2,4-Pentanedione was tested for its ability to induce skin sensitization in an OECD 429 Local Lymph Node Assay (LLNA). Based on the results of the preliminary test the test item Acetylacetone was assayed for sensitising properties at concentrations of 12.5%, 25% and 50% (v/v). The vehicle used was Acetone/Olive Oil (AOO). Each mouse was treated by topical application of the prepared test item to the entire dorsal surface of each ear once daily over three consecutive days. Five days after the first topical application all mice were injected intravenously with 3H-methyl thymidine.

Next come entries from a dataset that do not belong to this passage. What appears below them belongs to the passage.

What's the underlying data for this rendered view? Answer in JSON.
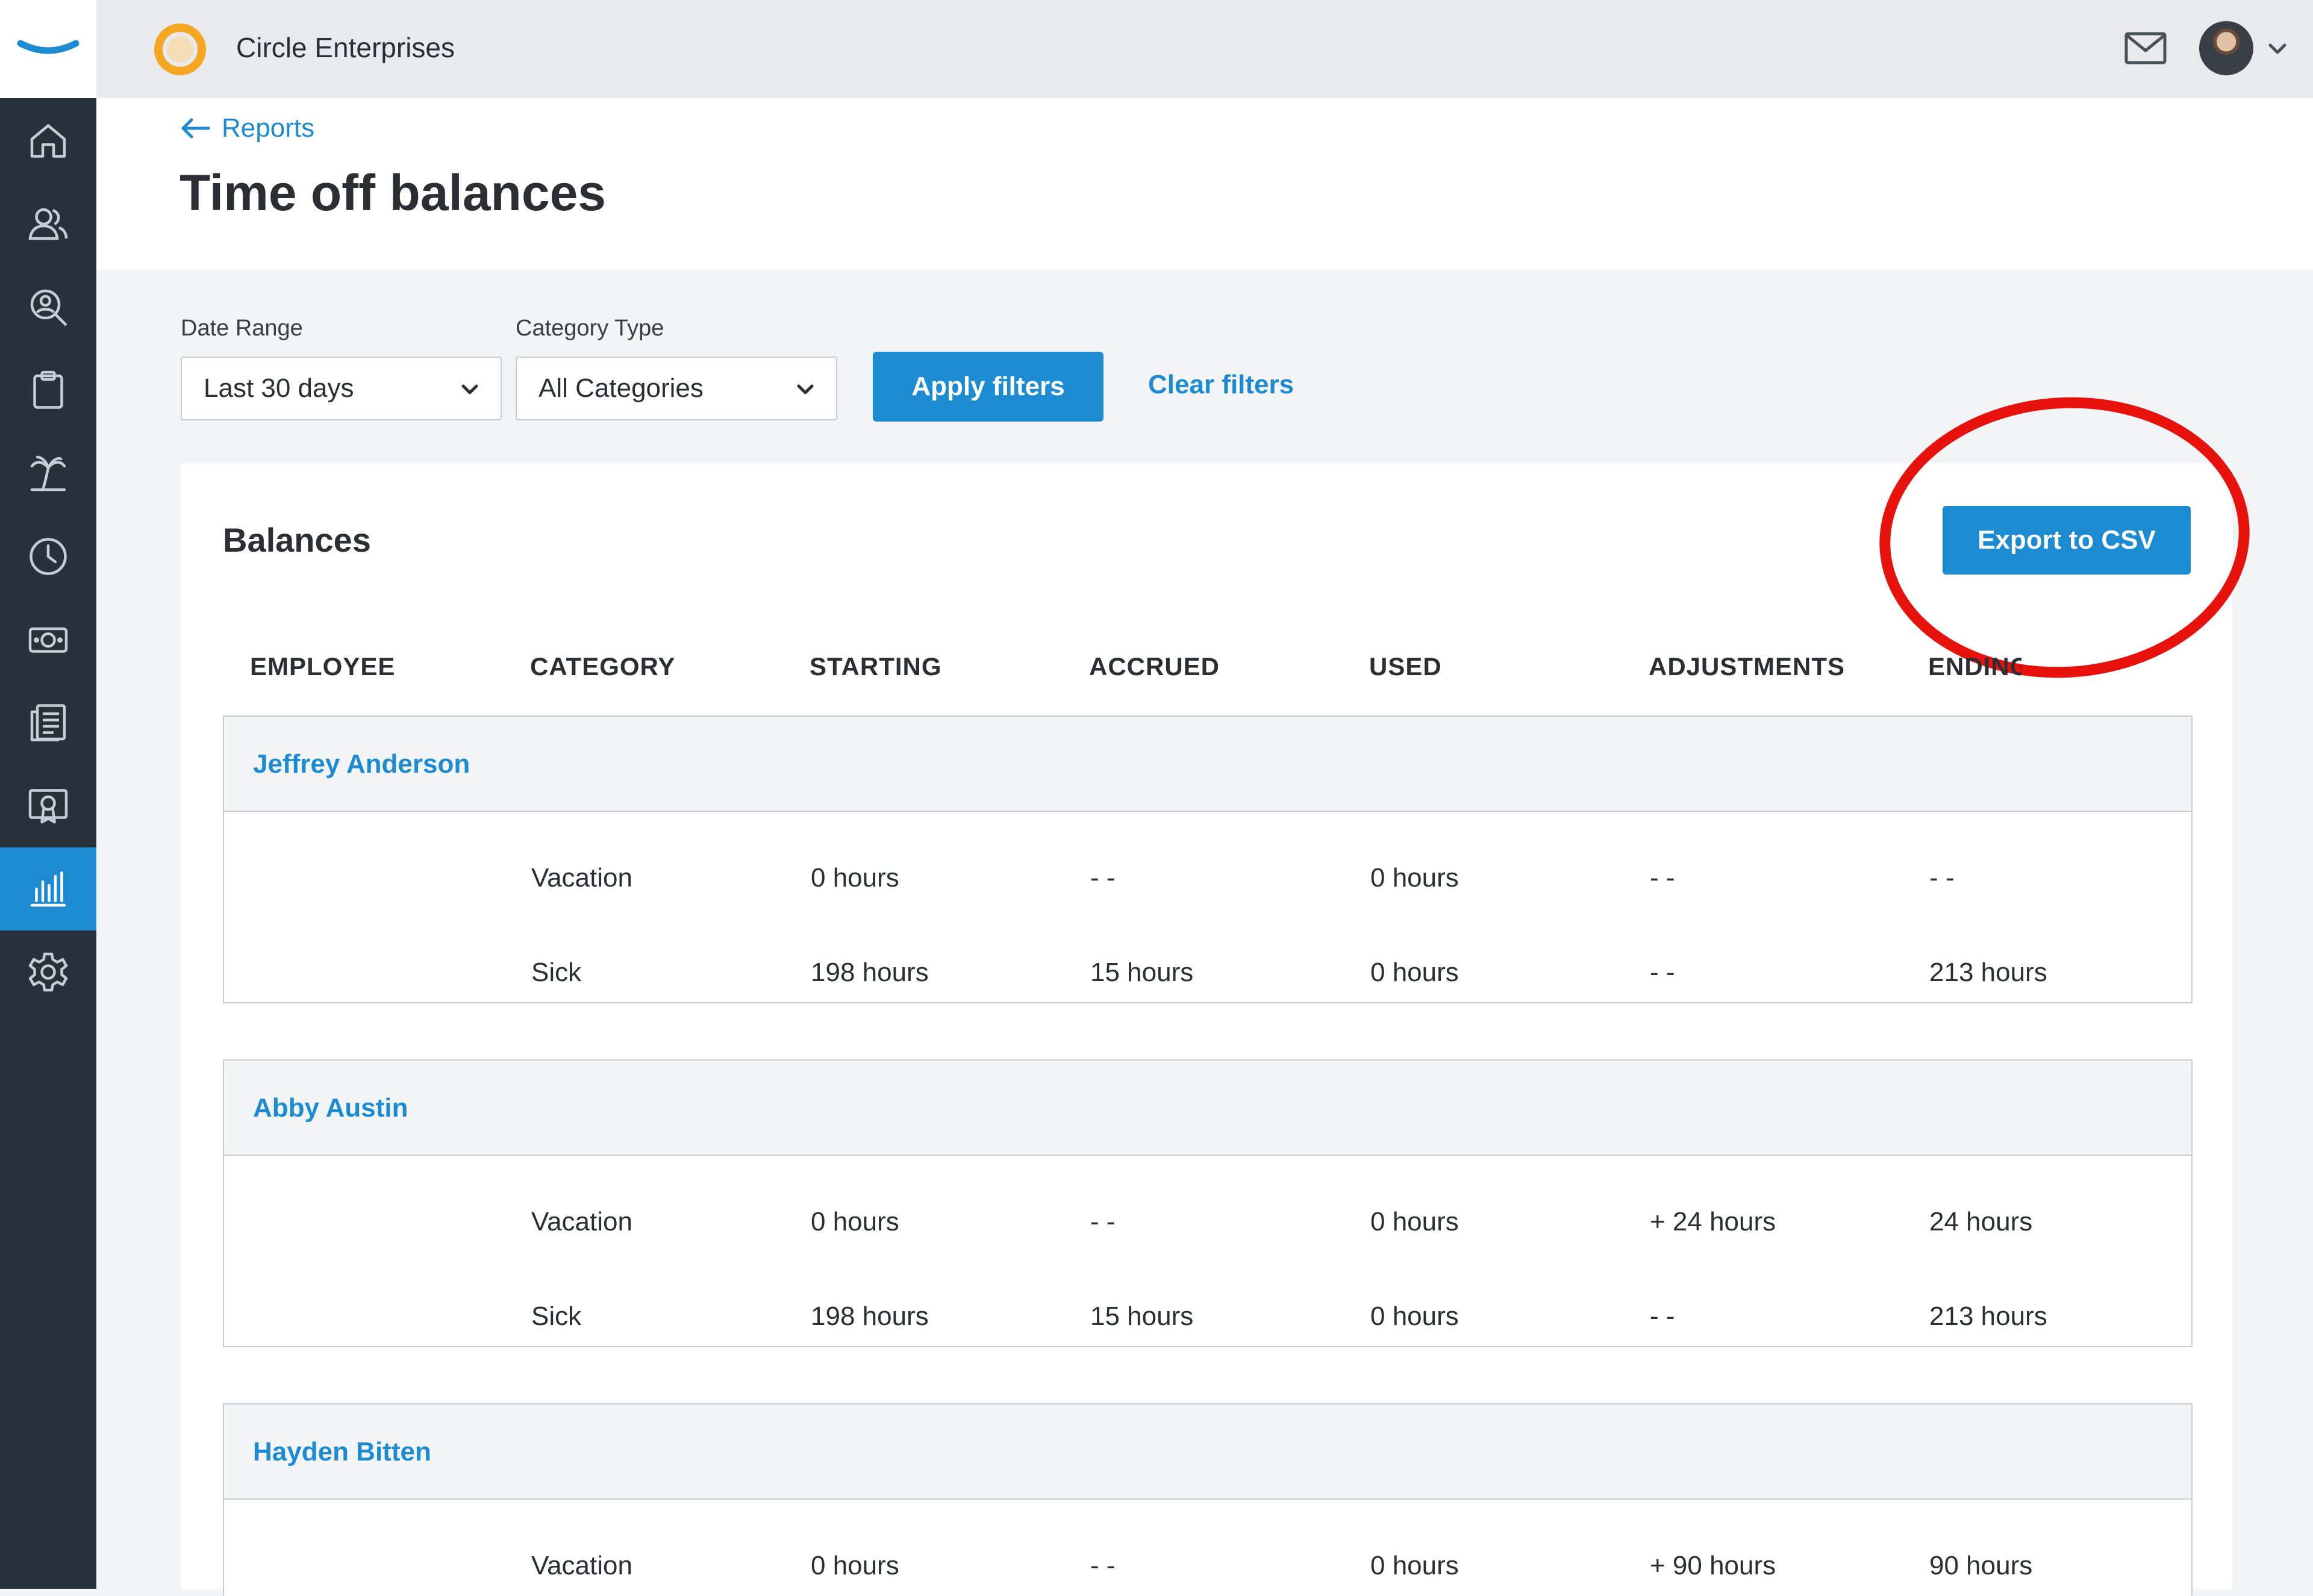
{
  "app": {
    "company_name": "Circle Enterprises"
  },
  "sidebar": {
    "items": [
      {
        "name": "home-icon"
      },
      {
        "name": "people-icon"
      },
      {
        "name": "search-user-icon"
      },
      {
        "name": "clipboard-icon"
      },
      {
        "name": "palm-tree-icon"
      },
      {
        "name": "clock-icon"
      },
      {
        "name": "money-icon"
      },
      {
        "name": "documents-icon"
      },
      {
        "name": "certificate-icon"
      },
      {
        "name": "reports-icon",
        "active": true
      },
      {
        "name": "gear-icon"
      }
    ]
  },
  "header": {
    "back_label": "Reports",
    "title": "Time off balances"
  },
  "filters": {
    "date_range_label": "Date Range",
    "date_range_value": "Last 30 days",
    "category_label": "Category Type",
    "category_value": "All Categories",
    "apply_label": "Apply filters",
    "clear_label": "Clear filters"
  },
  "balances": {
    "title": "Balances",
    "export_label": "Export to CSV",
    "columns": [
      "EMPLOYEE",
      "CATEGORY",
      "STARTING",
      "ACCRUED",
      "USED",
      "ADJUSTMENTS",
      "ENDING"
    ],
    "groups": [
      {
        "employee": "Jeffrey Anderson",
        "rows": [
          {
            "category": "Vacation",
            "starting": "0 hours",
            "accrued": "- -",
            "used": "0 hours",
            "adjustments": "- -",
            "ending": "- -"
          },
          {
            "category": "Sick",
            "starting": "198 hours",
            "accrued": "15 hours",
            "used": "0 hours",
            "adjustments": "- -",
            "ending": "213 hours"
          }
        ]
      },
      {
        "employee": "Abby Austin",
        "rows": [
          {
            "category": "Vacation",
            "starting": "0 hours",
            "accrued": "- -",
            "used": "0 hours",
            "adjustments": "+ 24 hours",
            "ending": "24 hours"
          },
          {
            "category": "Sick",
            "starting": "198 hours",
            "accrued": "15 hours",
            "used": "0 hours",
            "adjustments": "- -",
            "ending": "213 hours"
          }
        ]
      },
      {
        "employee": "Hayden Bitten",
        "rows": [
          {
            "category": "Vacation",
            "starting": "0 hours",
            "accrued": "- -",
            "used": "0 hours",
            "adjustments": "+ 90 hours",
            "ending": "90 hours"
          }
        ]
      }
    ]
  },
  "colors": {
    "accent": "#1d8bd2",
    "sidebar": "#27313b",
    "highlight": "#e8120d"
  }
}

None of the three tested concentrations of the test item reached the stimulation index of 3. The stimulation index at a concentration of 12.5% was 0.9, the stimulation index at a concentration of 25% was 0.6 and the stimulation index at a concentration of 50% was 0.8. The EC3 value could not be stated, as all measure points were below the stimulation index of three. Results of radioactivity determination are supported by the second endpoint, means of the lymph node weights per group, which did not show dose-related increased values compared to negative control values as well. Considering the reported data of this sensitisation test it can be stated that the test item Acetylacetone causes no reactions identified as sensitisation, as the stimulation index was below 3.0 for each concentration tested (Wacker, 2009).

 

 

Migrated from Short description of key information:
From a volunteer study no clear assessment could be made concerning the question of skin sensitizing properties of 2,4-Pentanedione. A LLNA test performed with this material did not show any sensitizing properties of 2,4-Pentanedione.

Respiratory sensitisation

Endpoint conclusion

Additional information:

not assessed

Migrated from Short description of key information:
not assessed

Justification for classification or non-classification

From a volunteer study no clear assessment could be made concerning the question of skin sensitizing properties of 2,4-Pentanedione. A LLNA test performed with this material did not show any sensitizing properties of 2,4-Pentanedione. Therefore the properties of Acetylacetone are not sufficient to classify the substance as to the endpoint of skin classification.